How EMV is going to affect you.
Last week, we attended a NYPAY event listening to a panel of experts discussing EMV and how the implementation of EMV was going. The panel had a mixed of payment/EMV consultants, a representative from MasterCard, and 2 representatives from retailers, namely Ralph Lauren and Boscov Department Store. Here is what we learned.
1. EMV uncertainties lead to confusion.Confused by EMV? You are not alone. Everyone on the panel (and audience) agreed on one thing- CONFUSION. Despite the 2015 EMV mandate, there is no clear standard that has been issued by the card associations. One of the panelist used the analogy of building a house before an impending deadline, but not being given a blueprint of what to build to describe the current EMV confusion. The confusing adds to already burdensome upgrade to EMV in terms of time and cost.
2. Biggest benefit of EMV is the liability shift.When you accept an EMV card in your store and the card turns out to be a cloned card, the issuing bank takes the liability of that fraudulent transaction. However, if a chip enabled card is presented at your store and your POS does not support chip enabled cards, and that card turns out to be a clone, then there would be no liability shift to the issuing bank, and you, the merchant, bear the burden of the the liability. This liability shift does not apply to traditional magnetic stripe cards. So it really comes down to how widely the issuers will adopt EMV (issuing new cards to customers) and how much of your typical customer base will being usign chip enabled cards. Since there is a cost of upgrading to chip-enabled POS, it's cost/benefit analysis. Does it outweigh the risk of liability for taking fraudulent chip-enabled cards?
The 2015 EMV mandate is not really a do-or-die mandate. If I understood the panelists correctly, the 2015 "mandate" is not an absolute requirement. It doesn't mean that you must only accept EMV cards or cease to accept credit card payments altogether. The mandate just means that there will be no liability shift if your POS system does not support chip-enabled cards.
3. Chip & Pin is for Europe, Chip & Signature for the US.EMV can take the form of chip & pin or chip & signature. Europe and Asia have largely adopted chip & pin, but it looks like that US will go the route of chip and signature. Chip & pin is more secure than chip & signature, as we all know that our scribbles are usually accepted as our signature without questions asked.

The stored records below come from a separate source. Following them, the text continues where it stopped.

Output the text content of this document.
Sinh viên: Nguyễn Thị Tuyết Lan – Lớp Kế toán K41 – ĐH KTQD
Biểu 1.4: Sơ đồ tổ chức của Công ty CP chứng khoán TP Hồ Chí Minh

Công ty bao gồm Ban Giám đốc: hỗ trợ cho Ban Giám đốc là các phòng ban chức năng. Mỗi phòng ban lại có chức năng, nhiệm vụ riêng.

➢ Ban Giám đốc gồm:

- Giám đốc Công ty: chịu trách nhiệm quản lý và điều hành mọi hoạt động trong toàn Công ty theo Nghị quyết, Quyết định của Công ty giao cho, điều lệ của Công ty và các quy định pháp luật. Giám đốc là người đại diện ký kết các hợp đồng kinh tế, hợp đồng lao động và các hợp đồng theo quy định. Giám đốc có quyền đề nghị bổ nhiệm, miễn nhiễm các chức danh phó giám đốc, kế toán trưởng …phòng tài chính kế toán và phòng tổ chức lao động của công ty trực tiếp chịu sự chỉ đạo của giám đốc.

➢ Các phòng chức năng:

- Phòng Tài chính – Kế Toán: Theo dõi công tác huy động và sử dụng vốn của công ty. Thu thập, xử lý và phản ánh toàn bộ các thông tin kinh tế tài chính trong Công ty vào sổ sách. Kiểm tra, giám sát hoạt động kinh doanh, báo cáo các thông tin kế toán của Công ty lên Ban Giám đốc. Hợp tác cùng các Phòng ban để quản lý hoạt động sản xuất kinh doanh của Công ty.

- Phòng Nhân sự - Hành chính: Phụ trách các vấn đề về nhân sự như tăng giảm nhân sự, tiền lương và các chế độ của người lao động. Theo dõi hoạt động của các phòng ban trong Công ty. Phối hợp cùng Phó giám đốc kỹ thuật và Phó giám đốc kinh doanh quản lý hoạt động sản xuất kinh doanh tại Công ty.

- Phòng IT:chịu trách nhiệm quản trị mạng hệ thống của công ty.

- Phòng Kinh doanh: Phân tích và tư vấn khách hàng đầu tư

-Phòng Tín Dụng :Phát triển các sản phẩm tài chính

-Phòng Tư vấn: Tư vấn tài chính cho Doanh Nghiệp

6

It is unclear how this will affect the liability shifting and what is required of the merchants to make sure the signature is valid to benefit from liability shifting.
4. Expect fraud to shift online.Merchants are fed up with fraud. Although it was a "payment" event, fraud was a central theme in the discussion. The representatives from retailers believe that the card associations are not doing enough to help the merchants to prevent fraud, while the other side touts EMV as its solution to fraud problems.
If history is any indication, we are likely to see mixed results. When the UK instituted EMV, card present (in person) transaction fraud declined. According to a working paper published by the Federal Reserve Bank of Atlanta early last year, the adoption of chip & pin led to the reduction of domestic card-present fraud in the UK. However, the Fed paper points out, the adoption of chip& pin caused "a migration to other types of fraud, namely card-not-present (CNP) fraud and cross-border counterfeit fraud." So with EMV adoption, we are likely to see fraud shifting from offline to online as well as more counterfeit cards used in the US at the POS.